Relational databases store highly structured data that require compute-heavy and memory-intensive join operations to associate data. Unlike relational databases, graph databases are not required to infer connections between entities, dramatically reducing the development time needed for this type of analysis. This enabled the Makpar team to download an extensive amount of social media data to analyze relationships between those discussing the GameStop stock.

This effort also demonstrated how particular social media users generating a wide-range of comments about GameStop were actually bots. For agencies that need to direct enforcement towards users that use fake social media accounts in an attempt to effect financial markets, the ability to glean this kind of information can provide tremendous cost savings in Internet forensic efforts.

 
 

Tools Used:

Makar tested a wide-range of tools in its Innovation Lab sandbox to determine the most appropriate options for this particular use case.

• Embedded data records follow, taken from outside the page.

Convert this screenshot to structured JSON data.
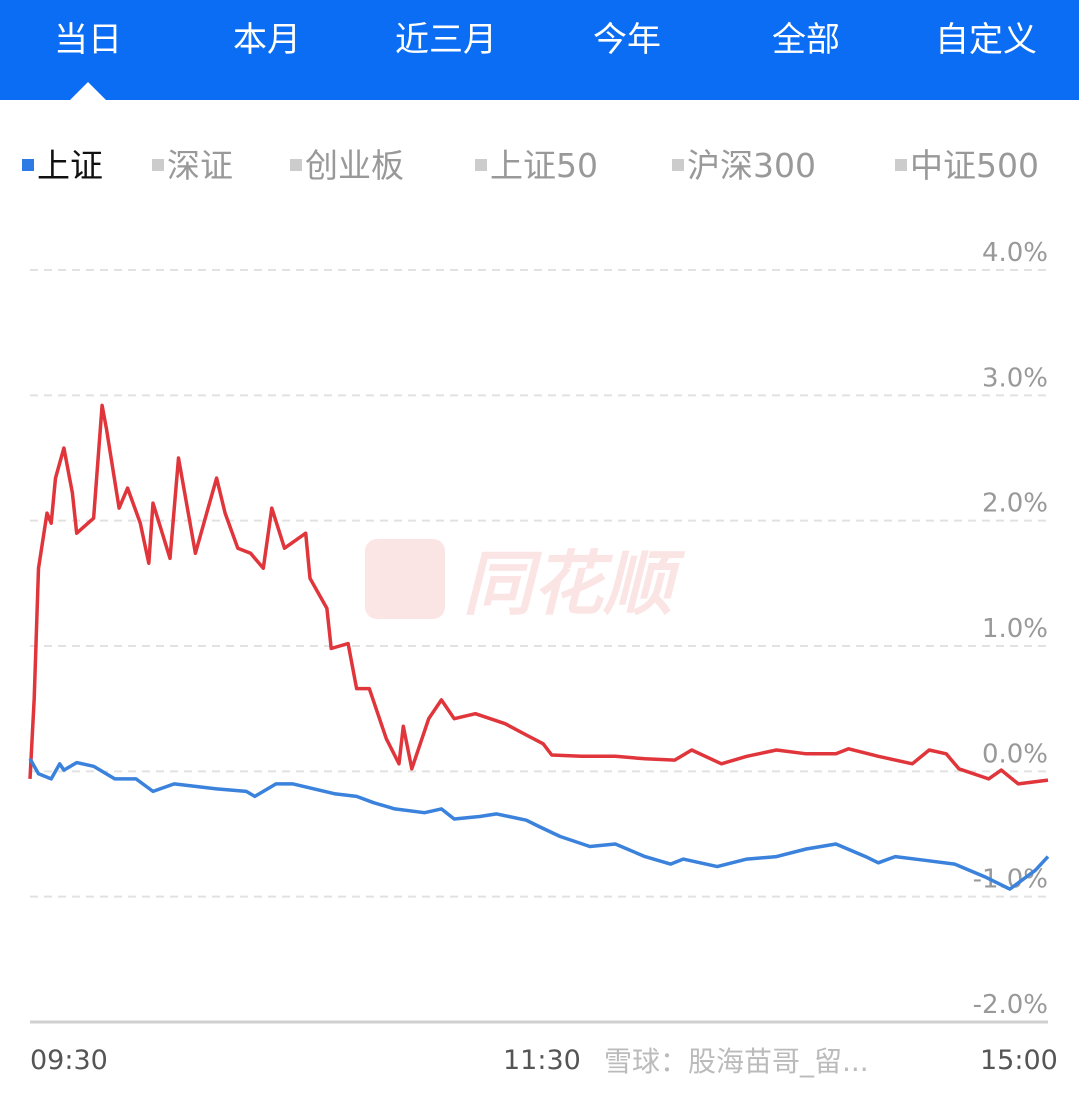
{
  "tabs": [
    "当日",
    "本月",
    "近三月",
    "今年",
    "全部",
    "自定义"
  ],
  "active_tab": 0,
  "legend": [
    "上证",
    "深证",
    "创业板",
    "上证50",
    "沪深300",
    "中证500"
  ],
  "active_legend": 0,
  "watermark_logo": "同花顺",
  "watermark_text": "雪球：股海苗哥_留...",
  "colors": {
    "header": "#0b6df4",
    "red_series": "#e0353b",
    "blue_series": "#3b82dc",
    "grid": "#dddddd"
  },
  "chart_data": {
    "type": "line",
    "ylim": [
      -2.0,
      4.0
    ],
    "yticks": [
      "4.0%",
      "3.0%",
      "2.0%",
      "1.0%",
      "0.0%",
      "-1.0%",
      "-2.0%"
    ],
    "ytick_values": [
      4,
      3,
      2,
      1,
      0,
      -1,
      -2
    ],
    "xticks": [
      "09:30",
      "11:30",
      "15:00"
    ],
    "grid": "horizontal dashed",
    "series": [
      {
        "color": "#e0353b",
        "points": [
          [
            "09:30",
            -0.06
          ],
          [
            "09:31",
            0.58
          ],
          [
            "09:32",
            1.62
          ],
          [
            "09:34",
            2.06
          ],
          [
            "09:35",
            1.98
          ],
          [
            "09:36",
            2.34
          ],
          [
            "09:38",
            2.58
          ],
          [
            "09:40",
            2.22
          ],
          [
            "09:41",
            1.9
          ],
          [
            "09:45",
            2.02
          ],
          [
            "09:47",
            2.92
          ],
          [
            "09:48",
            2.74
          ],
          [
            "09:51",
            2.1
          ],
          [
            "09:53",
            2.26
          ],
          [
            "09:56",
            1.98
          ],
          [
            "09:58",
            1.66
          ],
          [
            "09:59",
            2.14
          ],
          [
            "10:03",
            1.7
          ],
          [
            "10:05",
            2.5
          ],
          [
            "10:09",
            1.74
          ],
          [
            "10:12",
            2.1
          ],
          [
            "10:14",
            2.34
          ],
          [
            "10:16",
            2.06
          ],
          [
            "10:19",
            1.78
          ],
          [
            "10:22",
            1.74
          ],
          [
            "10:25",
            1.62
          ],
          [
            "10:27",
            2.1
          ],
          [
            "10:30",
            1.78
          ],
          [
            "10:35",
            1.9
          ],
          [
            "10:36",
            1.54
          ],
          [
            "10:40",
            1.3
          ],
          [
            "10:41",
            0.98
          ],
          [
            "10:45",
            1.02
          ],
          [
            "10:47",
            0.66
          ],
          [
            "10:50",
            0.66
          ],
          [
            "10:54",
            0.26
          ],
          [
            "10:57",
            0.06
          ],
          [
            "10:58",
            0.36
          ],
          [
            "11:00",
            0.02
          ],
          [
            "11:04",
            0.42
          ],
          [
            "11:07",
            0.57
          ],
          [
            "11:10",
            0.42
          ],
          [
            "11:15",
            0.46
          ],
          [
            "11:22",
            0.38
          ],
          [
            "11:27",
            0.29
          ],
          [
            "13:01",
            0.22
          ],
          [
            "13:03",
            0.13
          ],
          [
            "13:10",
            0.12
          ],
          [
            "13:18",
            0.12
          ],
          [
            "13:25",
            0.1
          ],
          [
            "13:32",
            0.09
          ],
          [
            "13:36",
            0.17
          ],
          [
            "13:43",
            0.06
          ],
          [
            "13:49",
            0.12
          ],
          [
            "13:56",
            0.17
          ],
          [
            "14:03",
            0.14
          ],
          [
            "14:10",
            0.14
          ],
          [
            "14:13",
            0.18
          ],
          [
            "14:20",
            0.12
          ],
          [
            "14:28",
            0.06
          ],
          [
            "14:32",
            0.17
          ],
          [
            "14:36",
            0.14
          ],
          [
            "14:39",
            0.02
          ],
          [
            "14:46",
            -0.06
          ],
          [
            "14:49",
            0.01
          ],
          [
            "14:53",
            -0.1
          ],
          [
            "15:00",
            -0.07
          ]
        ]
      },
      {
        "color": "#3b82dc",
        "points": [
          [
            "09:30",
            0.1
          ],
          [
            "09:32",
            -0.02
          ],
          [
            "09:35",
            -0.06
          ],
          [
            "09:37",
            0.06
          ],
          [
            "09:38",
            0.01
          ],
          [
            "09:41",
            0.07
          ],
          [
            "09:45",
            0.04
          ],
          [
            "09:50",
            -0.06
          ],
          [
            "09:55",
            -0.06
          ],
          [
            "09:59",
            -0.16
          ],
          [
            "10:04",
            -0.1
          ],
          [
            "10:09",
            -0.12
          ],
          [
            "10:14",
            -0.14
          ],
          [
            "10:21",
            -0.16
          ],
          [
            "10:23",
            -0.2
          ],
          [
            "10:28",
            -0.1
          ],
          [
            "10:32",
            -0.1
          ],
          [
            "10:37",
            -0.14
          ],
          [
            "10:42",
            -0.18
          ],
          [
            "10:47",
            -0.2
          ],
          [
            "10:51",
            -0.25
          ],
          [
            "10:56",
            -0.3
          ],
          [
            "11:03",
            -0.33
          ],
          [
            "11:07",
            -0.3
          ],
          [
            "11:10",
            -0.38
          ],
          [
            "11:16",
            -0.36
          ],
          [
            "11:20",
            -0.34
          ],
          [
            "11:27",
            -0.39
          ],
          [
            "11:30",
            -0.44
          ],
          [
            "13:05",
            -0.52
          ],
          [
            "13:12",
            -0.6
          ],
          [
            "13:18",
            -0.58
          ],
          [
            "13:25",
            -0.68
          ],
          [
            "13:31",
            -0.74
          ],
          [
            "13:34",
            -0.7
          ],
          [
            "13:42",
            -0.76
          ],
          [
            "13:49",
            -0.7
          ],
          [
            "13:56",
            -0.68
          ],
          [
            "14:03",
            -0.62
          ],
          [
            "14:10",
            -0.58
          ],
          [
            "14:17",
            -0.68
          ],
          [
            "14:20",
            -0.73
          ],
          [
            "14:24",
            -0.68
          ],
          [
            "14:31",
            -0.71
          ],
          [
            "14:38",
            -0.74
          ],
          [
            "14:45",
            -0.84
          ],
          [
            "14:51",
            -0.94
          ],
          [
            "14:57",
            -0.79
          ],
          [
            "15:00",
            -0.68
          ]
        ]
      }
    ]
  }
}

A). Neo4j Graph Database: Neo4j is a highly scalable native graph database, purpose-built to leverage not only data but also data relationships. Powered by a native graph storage and processing engine, Neo4j delivers an intuitive, flexible and secure database for unique, actionable insights.

B). Extraction of data went through several test phases:

  • Twitter – Selenium, BeautifulSoup, and direct interaction with the Twitter API.

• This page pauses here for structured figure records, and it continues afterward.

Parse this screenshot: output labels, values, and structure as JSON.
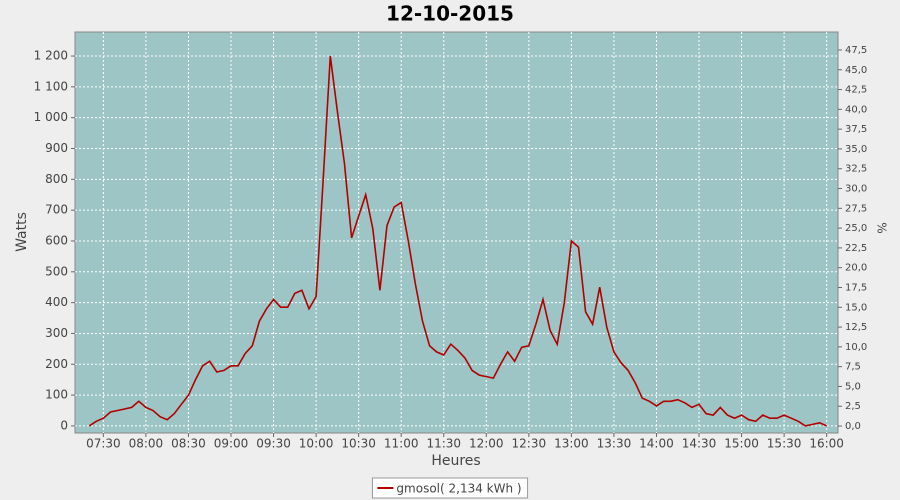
{
  "chart_data": {
    "type": "line",
    "title": "12-10-2015",
    "x_label": "Heures",
    "y_label": "Watts",
    "y2_label": "%",
    "xlim": [
      "07:10",
      "16:08"
    ],
    "xticks": [
      "07:30",
      "08:00",
      "08:30",
      "09:00",
      "09:30",
      "10:00",
      "10:30",
      "11:00",
      "11:30",
      "12:00",
      "12:30",
      "13:00",
      "13:30",
      "14:00",
      "14:30",
      "15:00",
      "15:30",
      "16:00"
    ],
    "ylim": [
      -23,
      1278
    ],
    "yticks": [
      0,
      100,
      200,
      300,
      400,
      500,
      600,
      700,
      800,
      900,
      {
        "value": 1000,
        "label": "1 000"
      },
      {
        "value": 1100,
        "label": "1 100"
      },
      {
        "value": 1200,
        "label": "1 200"
      }
    ],
    "y2lim": [
      -0.88,
      49.77
    ],
    "y2ticks": [
      {
        "value": 0,
        "label": "0,0"
      },
      {
        "value": 2.5,
        "label": "2,5"
      },
      {
        "value": 5,
        "label": "5,0"
      },
      {
        "value": 7.5,
        "label": "7,5"
      },
      {
        "value": 10,
        "label": "10,0"
      },
      {
        "value": 12.5,
        "label": "12,5"
      },
      {
        "value": 15,
        "label": "15,0"
      },
      {
        "value": 17.5,
        "label": "17,5"
      },
      {
        "value": 20,
        "label": "20,0"
      },
      {
        "value": 22.5,
        "label": "22,5"
      },
      {
        "value": 25,
        "label": "25,0"
      },
      {
        "value": 27.5,
        "label": "27,5"
      },
      {
        "value": 30,
        "label": "30,0"
      },
      {
        "value": 32.5,
        "label": "32,5"
      },
      {
        "value": 35,
        "label": "35,0"
      },
      {
        "value": 37.5,
        "label": "37,5"
      },
      {
        "value": 40,
        "label": "40,0"
      },
      {
        "value": 42.5,
        "label": "42,5"
      },
      {
        "value": 45,
        "label": "45,0"
      },
      {
        "value": 47.5,
        "label": "47,5"
      }
    ],
    "grid": true,
    "legend": "bottom",
    "x": [
      "07:20",
      "07:25",
      "07:30",
      "07:35",
      "07:40",
      "07:45",
      "07:50",
      "07:55",
      "08:00",
      "08:05",
      "08:10",
      "08:15",
      "08:20",
      "08:25",
      "08:30",
      "08:35",
      "08:40",
      "08:45",
      "08:50",
      "08:55",
      "09:00",
      "09:05",
      "09:10",
      "09:15",
      "09:20",
      "09:25",
      "09:30",
      "09:35",
      "09:40",
      "09:45",
      "09:50",
      "09:55",
      "10:00",
      "10:05",
      "10:10",
      "10:15",
      "10:20",
      "10:25",
      "10:30",
      "10:35",
      "10:40",
      "10:45",
      "10:50",
      "10:55",
      "11:00",
      "11:05",
      "11:10",
      "11:15",
      "11:20",
      "11:25",
      "11:30",
      "11:35",
      "11:40",
      "11:45",
      "11:50",
      "11:55",
      "12:00",
      "12:05",
      "12:10",
      "12:15",
      "12:20",
      "12:25",
      "12:30",
      "12:35",
      "12:40",
      "12:45",
      "12:50",
      "12:55",
      "13:00",
      "13:05",
      "13:10",
      "13:15",
      "13:20",
      "13:25",
      "13:30",
      "13:35",
      "13:40",
      "13:45",
      "13:50",
      "13:55",
      "14:00",
      "14:05",
      "14:10",
      "14:15",
      "14:20",
      "14:25",
      "14:30",
      "14:35",
      "14:40",
      "14:45",
      "14:50",
      "14:55",
      "15:00",
      "15:05",
      "15:10",
      "15:15",
      "15:20",
      "15:25",
      "15:30",
      "15:35",
      "15:40",
      "15:45",
      "15:50",
      "15:55",
      "16:00"
    ],
    "series": [
      {
        "name": "gmosol( 2,134 kWh )",
        "color": "#b00000",
        "values": [
          0,
          15,
          25,
          45,
          50,
          55,
          60,
          80,
          60,
          50,
          30,
          20,
          40,
          70,
          100,
          150,
          195,
          210,
          175,
          180,
          195,
          195,
          235,
          260,
          340,
          380,
          410,
          385,
          385,
          430,
          440,
          380,
          420,
          800,
          1200,
          1020,
          850,
          610,
          680,
          750,
          640,
          440,
          650,
          710,
          725,
          600,
          460,
          340,
          260,
          240,
          230,
          265,
          245,
          220,
          180,
          165,
          160,
          155,
          200,
          240,
          210,
          255,
          260,
          330,
          410,
          310,
          265,
          400,
          600,
          580,
          370,
          330,
          450,
          320,
          240,
          205,
          180,
          140,
          90,
          80,
          65,
          80,
          80,
          85,
          75,
          60,
          70,
          40,
          35,
          60,
          35,
          25,
          35,
          20,
          15,
          35,
          25,
          25,
          35,
          25,
          15,
          0,
          5,
          10,
          0
        ]
      }
    ]
  }
}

  • Reddit – Python in the order of PRAW, PSAW and PMAW.

  • YouTube Comments –  Using Selenium as YouTube is JavaScript-rendered

  • Financial data was pulled through direct API interaction and BeautifulSoup.

  • News articles were scraped using the Python library news-fetch.

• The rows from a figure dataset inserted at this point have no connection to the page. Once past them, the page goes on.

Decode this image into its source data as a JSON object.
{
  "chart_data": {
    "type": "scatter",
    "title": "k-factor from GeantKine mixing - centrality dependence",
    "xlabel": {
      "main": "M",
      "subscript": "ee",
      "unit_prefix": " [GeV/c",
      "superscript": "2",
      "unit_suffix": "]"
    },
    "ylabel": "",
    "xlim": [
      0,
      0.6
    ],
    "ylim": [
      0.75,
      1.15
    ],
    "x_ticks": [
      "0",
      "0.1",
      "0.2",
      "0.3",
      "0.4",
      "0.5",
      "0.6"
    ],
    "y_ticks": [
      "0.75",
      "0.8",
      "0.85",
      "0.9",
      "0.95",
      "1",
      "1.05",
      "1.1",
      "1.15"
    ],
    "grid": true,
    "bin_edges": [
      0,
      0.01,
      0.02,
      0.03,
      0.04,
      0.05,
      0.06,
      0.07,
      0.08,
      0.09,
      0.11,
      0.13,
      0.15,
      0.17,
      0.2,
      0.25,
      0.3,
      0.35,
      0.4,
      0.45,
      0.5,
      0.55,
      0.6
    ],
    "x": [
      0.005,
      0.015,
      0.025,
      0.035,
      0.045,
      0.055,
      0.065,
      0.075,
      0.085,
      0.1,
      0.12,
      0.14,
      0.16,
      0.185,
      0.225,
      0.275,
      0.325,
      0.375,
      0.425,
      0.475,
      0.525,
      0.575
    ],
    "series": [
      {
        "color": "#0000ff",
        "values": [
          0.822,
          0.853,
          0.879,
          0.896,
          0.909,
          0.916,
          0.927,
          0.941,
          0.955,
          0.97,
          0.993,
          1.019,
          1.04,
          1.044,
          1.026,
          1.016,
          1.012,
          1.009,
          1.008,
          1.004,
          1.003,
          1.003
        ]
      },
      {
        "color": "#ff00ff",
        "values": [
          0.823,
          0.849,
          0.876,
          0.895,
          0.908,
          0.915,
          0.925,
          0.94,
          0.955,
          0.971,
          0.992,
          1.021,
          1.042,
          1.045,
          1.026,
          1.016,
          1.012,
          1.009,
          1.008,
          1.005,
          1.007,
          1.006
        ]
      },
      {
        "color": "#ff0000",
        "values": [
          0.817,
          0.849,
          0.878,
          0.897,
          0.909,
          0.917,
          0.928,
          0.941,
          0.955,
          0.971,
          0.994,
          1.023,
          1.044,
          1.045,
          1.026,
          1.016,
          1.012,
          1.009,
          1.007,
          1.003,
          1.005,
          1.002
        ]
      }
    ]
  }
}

C). Data cleaning and semantic classification were performed using Python (Pandas, RegEX, NLTK) and R (OpenNLP, Quanteda, TM, koRpus, RWeka)

D). Dashboarding platforms evaluated

E). Tableau

F). QlikView

G). Amazon Quicksight

H). Neo4j Bloom

 

Best Practices:

  • Makpar utilized industry best practices for a highly scalable, secure, modular, flexible, and cost-effective architecture, which enables the agency to quickly prototype concepts within a defined target architecture and develop iterative building blocks of capabilities.

  • Leverage cloud native services for rapid prototype development.

  • Microservices-based architecture to handle technology evolution now and in the future. Enables the agency to evolve the architecture with the business needs

  • The Makpar team also documented all of the lessons learned, which will ultimately become a full-stack, machine learning capability that can be used in any situation where data relational analysis is required. The R&D effort is helping Makpar to further advance its ability to help agencies leverage next-generation IT solutions for enabling mission success.

 

Benefits to Federal Agency:

The true benefit is that the agency is now able to truly analyze a large amount of social media data in ways that can help with any kind of enforcement. 

In the case of GameStop, this type of approach will help the agency to gain a comprehensive understanding of social media sentiment to predict when another stock “pump and dump” situation will occur. It will also enhance the speed of enforcement by identifying the “bad actors” that are taking part in these schemes.

 

GettyImages-1225009218.jpg
 
iStock-1248262649.jpg
 

Key Takeaways:

  1. Allowing agencies to leverage data and insights to prevent future stock “pump and dump” schemes.

  2. Bringing a DevOps capability to business intelligence allows for faster development flow to meet urgent agency needs.

  3. Analyzing social media relations with graph databases for gaining a clear perspective on online sentiment.